BAGHDAD (Reuters) - Islamic State militants have restated their loyalty to the group’s leader Abu Bakr al-Baghdadi, in what is believed to be their first public pledge of allegiance to him since his “caliphate” in Syria and Iraq collapsed last year.
The group continues to carry out bombings, ambushes and assassinations in both countries, as well as in Libya. However, Baghdadi’s whereabouts have been unknown since the cross-border “caliphate” he declared in 2014 disintegrated with the fall of Mosul and Raqqa, its strongholds in Iraq and Syria respectively.
“To infuriate and terrorise the infidels, we renew our pledge of loyalty to the commander of the faithful and the caliph of the Muslims, the mujahid sheikh Abu Bakr al-Baghdadi al-Hussaini al-Qurashi may god preserve him,” militants said in a statement posted on their social media groups.

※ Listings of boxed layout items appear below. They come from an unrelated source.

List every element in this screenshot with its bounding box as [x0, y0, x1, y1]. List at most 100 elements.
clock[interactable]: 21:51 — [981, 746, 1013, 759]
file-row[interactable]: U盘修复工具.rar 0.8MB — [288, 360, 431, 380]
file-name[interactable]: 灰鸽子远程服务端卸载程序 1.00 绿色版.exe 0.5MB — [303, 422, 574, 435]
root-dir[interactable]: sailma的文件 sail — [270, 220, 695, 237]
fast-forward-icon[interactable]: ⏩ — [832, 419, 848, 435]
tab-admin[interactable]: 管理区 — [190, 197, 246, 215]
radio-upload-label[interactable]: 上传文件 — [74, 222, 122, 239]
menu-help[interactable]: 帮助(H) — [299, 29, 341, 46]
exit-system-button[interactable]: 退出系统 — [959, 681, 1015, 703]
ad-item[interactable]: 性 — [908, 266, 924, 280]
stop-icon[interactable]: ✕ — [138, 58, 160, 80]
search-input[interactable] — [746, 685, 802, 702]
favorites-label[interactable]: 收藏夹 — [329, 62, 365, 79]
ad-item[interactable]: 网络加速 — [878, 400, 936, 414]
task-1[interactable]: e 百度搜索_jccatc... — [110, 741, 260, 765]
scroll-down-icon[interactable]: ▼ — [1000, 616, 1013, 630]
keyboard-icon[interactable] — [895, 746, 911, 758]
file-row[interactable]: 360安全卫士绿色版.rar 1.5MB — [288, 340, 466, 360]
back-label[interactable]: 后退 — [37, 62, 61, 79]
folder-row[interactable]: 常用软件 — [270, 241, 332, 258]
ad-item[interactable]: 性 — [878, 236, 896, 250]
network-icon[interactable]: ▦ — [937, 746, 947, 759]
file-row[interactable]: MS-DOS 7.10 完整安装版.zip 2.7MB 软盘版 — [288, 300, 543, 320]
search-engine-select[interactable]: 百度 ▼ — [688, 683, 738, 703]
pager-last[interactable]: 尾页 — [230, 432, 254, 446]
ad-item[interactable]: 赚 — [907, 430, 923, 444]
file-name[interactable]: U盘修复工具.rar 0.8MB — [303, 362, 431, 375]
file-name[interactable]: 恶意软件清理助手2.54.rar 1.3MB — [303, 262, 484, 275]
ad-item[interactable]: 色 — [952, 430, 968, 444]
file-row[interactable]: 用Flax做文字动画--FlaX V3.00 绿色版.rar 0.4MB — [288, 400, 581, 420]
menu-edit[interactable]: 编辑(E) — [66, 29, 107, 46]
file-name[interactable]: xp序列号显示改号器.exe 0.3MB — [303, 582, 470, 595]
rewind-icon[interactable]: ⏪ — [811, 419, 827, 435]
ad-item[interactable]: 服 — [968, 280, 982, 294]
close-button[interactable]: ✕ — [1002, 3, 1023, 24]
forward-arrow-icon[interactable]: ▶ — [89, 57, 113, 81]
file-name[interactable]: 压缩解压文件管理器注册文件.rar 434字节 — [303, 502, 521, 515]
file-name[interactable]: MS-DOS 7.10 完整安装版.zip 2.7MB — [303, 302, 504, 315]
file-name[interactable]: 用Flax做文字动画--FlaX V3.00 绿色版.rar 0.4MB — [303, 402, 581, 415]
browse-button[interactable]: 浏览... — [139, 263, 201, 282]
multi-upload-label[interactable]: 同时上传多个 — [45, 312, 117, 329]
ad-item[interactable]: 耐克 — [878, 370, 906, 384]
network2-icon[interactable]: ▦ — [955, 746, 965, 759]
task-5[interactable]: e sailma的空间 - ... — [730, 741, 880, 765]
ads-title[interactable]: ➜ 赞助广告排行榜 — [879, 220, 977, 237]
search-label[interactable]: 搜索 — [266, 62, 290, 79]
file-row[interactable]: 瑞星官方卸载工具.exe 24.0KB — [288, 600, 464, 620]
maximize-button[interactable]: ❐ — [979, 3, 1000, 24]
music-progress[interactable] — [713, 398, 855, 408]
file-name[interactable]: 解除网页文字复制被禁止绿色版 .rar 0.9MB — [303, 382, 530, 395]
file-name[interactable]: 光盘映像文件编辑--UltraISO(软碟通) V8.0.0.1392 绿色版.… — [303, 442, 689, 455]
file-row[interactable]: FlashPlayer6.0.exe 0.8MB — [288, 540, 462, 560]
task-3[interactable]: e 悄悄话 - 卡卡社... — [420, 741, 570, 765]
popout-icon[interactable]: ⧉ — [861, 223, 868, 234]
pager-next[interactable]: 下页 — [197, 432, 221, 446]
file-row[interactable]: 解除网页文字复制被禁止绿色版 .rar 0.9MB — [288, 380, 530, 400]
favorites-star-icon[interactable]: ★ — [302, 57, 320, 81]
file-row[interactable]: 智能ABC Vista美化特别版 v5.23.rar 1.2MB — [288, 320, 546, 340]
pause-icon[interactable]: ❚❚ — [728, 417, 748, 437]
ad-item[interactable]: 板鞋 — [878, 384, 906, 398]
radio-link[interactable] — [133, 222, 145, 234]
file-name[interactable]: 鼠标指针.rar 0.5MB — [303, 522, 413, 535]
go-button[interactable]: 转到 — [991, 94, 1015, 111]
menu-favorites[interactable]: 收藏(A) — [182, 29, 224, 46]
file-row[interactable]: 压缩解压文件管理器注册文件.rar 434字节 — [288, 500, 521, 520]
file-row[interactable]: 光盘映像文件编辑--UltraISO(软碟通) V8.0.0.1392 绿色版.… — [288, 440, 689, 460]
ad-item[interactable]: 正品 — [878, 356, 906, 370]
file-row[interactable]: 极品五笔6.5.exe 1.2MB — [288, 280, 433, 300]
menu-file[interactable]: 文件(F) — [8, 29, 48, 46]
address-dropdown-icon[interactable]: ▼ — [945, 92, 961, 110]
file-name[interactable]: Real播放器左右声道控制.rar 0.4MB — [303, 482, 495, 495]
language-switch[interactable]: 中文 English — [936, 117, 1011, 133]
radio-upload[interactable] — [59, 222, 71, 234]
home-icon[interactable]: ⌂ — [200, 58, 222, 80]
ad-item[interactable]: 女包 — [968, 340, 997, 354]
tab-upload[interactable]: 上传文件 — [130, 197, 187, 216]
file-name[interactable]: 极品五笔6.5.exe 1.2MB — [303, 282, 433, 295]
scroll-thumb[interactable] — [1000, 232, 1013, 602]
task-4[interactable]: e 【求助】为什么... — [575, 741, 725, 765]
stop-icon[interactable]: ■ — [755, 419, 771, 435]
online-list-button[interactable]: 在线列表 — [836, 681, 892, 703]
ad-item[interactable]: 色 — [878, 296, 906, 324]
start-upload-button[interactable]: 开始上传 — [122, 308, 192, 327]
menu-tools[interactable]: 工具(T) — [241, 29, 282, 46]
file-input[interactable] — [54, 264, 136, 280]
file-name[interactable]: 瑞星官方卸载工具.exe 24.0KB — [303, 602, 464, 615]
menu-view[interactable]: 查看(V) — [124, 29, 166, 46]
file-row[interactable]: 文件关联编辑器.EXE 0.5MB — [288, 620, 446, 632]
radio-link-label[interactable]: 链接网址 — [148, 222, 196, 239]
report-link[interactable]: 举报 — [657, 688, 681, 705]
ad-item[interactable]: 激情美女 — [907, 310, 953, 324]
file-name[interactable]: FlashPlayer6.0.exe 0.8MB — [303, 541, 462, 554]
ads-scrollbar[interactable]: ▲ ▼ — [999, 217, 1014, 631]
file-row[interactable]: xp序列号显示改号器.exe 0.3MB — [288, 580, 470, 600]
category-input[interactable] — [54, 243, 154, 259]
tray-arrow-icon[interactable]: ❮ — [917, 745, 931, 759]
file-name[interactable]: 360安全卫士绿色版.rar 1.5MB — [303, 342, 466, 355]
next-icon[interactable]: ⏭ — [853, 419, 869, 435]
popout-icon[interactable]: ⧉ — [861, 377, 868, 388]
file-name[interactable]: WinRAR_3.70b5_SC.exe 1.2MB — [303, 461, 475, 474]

Hisham al-Hashimi, who advises several governments including Iraq’s on Islamic State affairs, said this was the first known pledge of loyalty to Baghdadi since Iraqi forces recaptured Mosul in July and an alliance of Kurdish and Arab militias took Raqqa in November, in both cases backed by a U.S.-led coalition.
There have been conflicting reports over whether Baghdadi, an Iraqi, is still alive.
However, Hashimi told Reuters that he was believed to be hiding in the vast desert area that straddles the Syria-Iraq border,
U.S. airstrikes killed most of his top lieutenants, including Islamic State’s “war minister” Abu Omar al-Shishani, “governor of the Iraqi region” Abu Muslim al-Turkmani, group spokesman Abu Mohammed al-Adnani and “governor for Syria” Abu Ali al-Anbari.